I don't know where you got that info Lightwire, but I vehemently disagree and I think that almost are pie-in-the-sky or I WISH I could get those prices. People take most of your posts as the true honest fact and these are made up or extrapolated off Ebay data where verbiage means nothing, but photos or having a coin "in hand" tells the whole story. Your "source" is so open to interpretation (was the damage in remarks, or the title or the description or just someone's determination that the fault was actually there). You should remove the post as it is very misleading and exceedingly inaccurate.
Electronically gathered data like that bears no semblance to reality. How bad are the scratches/damage/corrosion/surface? Almost all data gathered from Ebay via computer relies solely on the TITLE of the auction, not the photo or description, let alone the accuracy of the listing. If it's taken off Ebay, then they don't allow ICCS or CCCS certification grades to be listed in the title, hence would not show in what was gathered. A generalistic term like corrosion or scratch means nothing in "words" ... a photo has to show it. The information in your post reminds me the so-called "numismatic" guides and books put out by the Marketing Manager at Ebay, where all data gathered depends specifically on what the TITLE of the auction is and disregards photos or anything else. Those same books are advertised right here on this coin site and also bear no semblance to reality when talking about populations, scarcities or values ... they DO offer a long list of the different things offered for sale by Ebay.

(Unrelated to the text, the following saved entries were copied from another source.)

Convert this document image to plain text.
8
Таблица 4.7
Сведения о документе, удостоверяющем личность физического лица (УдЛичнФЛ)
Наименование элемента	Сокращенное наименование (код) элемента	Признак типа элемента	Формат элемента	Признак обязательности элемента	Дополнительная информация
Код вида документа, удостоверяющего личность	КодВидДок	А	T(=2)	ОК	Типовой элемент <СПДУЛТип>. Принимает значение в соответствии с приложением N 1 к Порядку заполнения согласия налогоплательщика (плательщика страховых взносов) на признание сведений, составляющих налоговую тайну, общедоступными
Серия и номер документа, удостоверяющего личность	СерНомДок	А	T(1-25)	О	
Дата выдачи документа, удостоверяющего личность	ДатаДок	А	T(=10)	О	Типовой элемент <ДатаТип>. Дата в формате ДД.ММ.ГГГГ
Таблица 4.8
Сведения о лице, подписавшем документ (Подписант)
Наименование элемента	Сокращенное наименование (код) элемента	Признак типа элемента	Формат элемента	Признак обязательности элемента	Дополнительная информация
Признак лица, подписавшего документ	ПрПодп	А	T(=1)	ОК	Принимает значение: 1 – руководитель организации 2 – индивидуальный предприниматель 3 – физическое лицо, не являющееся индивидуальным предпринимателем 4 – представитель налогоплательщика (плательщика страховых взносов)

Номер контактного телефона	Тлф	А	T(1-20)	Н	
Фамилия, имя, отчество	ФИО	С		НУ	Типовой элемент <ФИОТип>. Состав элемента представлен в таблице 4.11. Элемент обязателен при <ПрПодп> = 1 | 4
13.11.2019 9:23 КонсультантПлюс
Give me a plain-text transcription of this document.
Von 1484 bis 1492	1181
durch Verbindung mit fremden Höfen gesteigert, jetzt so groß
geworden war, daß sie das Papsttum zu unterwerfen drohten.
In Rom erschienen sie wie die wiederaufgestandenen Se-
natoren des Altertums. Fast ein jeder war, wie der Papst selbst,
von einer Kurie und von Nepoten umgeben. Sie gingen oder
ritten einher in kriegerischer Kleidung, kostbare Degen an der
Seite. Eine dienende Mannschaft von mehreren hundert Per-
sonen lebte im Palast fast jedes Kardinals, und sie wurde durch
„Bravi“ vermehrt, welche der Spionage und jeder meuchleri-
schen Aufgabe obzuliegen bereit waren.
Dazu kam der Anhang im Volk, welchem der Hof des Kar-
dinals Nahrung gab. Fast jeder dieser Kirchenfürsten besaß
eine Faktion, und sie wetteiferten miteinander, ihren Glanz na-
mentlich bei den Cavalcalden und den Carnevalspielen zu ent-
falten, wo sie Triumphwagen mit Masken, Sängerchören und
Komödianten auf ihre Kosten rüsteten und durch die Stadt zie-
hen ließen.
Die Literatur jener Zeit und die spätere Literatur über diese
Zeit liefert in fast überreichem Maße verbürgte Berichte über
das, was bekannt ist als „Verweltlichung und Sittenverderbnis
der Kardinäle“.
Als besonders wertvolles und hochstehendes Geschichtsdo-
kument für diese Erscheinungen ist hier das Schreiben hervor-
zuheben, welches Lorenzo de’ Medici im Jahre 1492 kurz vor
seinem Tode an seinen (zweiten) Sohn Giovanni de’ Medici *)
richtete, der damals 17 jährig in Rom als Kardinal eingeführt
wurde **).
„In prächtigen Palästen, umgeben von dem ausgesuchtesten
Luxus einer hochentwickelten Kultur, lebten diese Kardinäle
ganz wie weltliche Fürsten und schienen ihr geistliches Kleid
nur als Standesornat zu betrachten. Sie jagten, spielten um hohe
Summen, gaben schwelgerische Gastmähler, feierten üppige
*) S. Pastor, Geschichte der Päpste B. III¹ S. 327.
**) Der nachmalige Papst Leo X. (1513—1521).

One of the items in the list that I have the most problem with (and misleading) is the 62% for lacquered coins. 90% of all MS-63 and above 19th century large cents that are red or red-brown were lacquered at some point in their collectible life because that was the only way to keep them red. A very short dip in acetone and the lacquer is gone and you have a bright and shiney undergraded coin ready for TPG. Likewise with corrosion, which could be a light PVC green scum, build-up hard scum, dry flakey gree-white corrosion, or buried-coin corrosion. A single-word description in your table doesn't cut it.
I think that members of the site here would get entirely the wrong (and inaccurate) idea of what to offer for a coin when buying or what to hope for a coin when selling. I think it best to remove both your post and mine.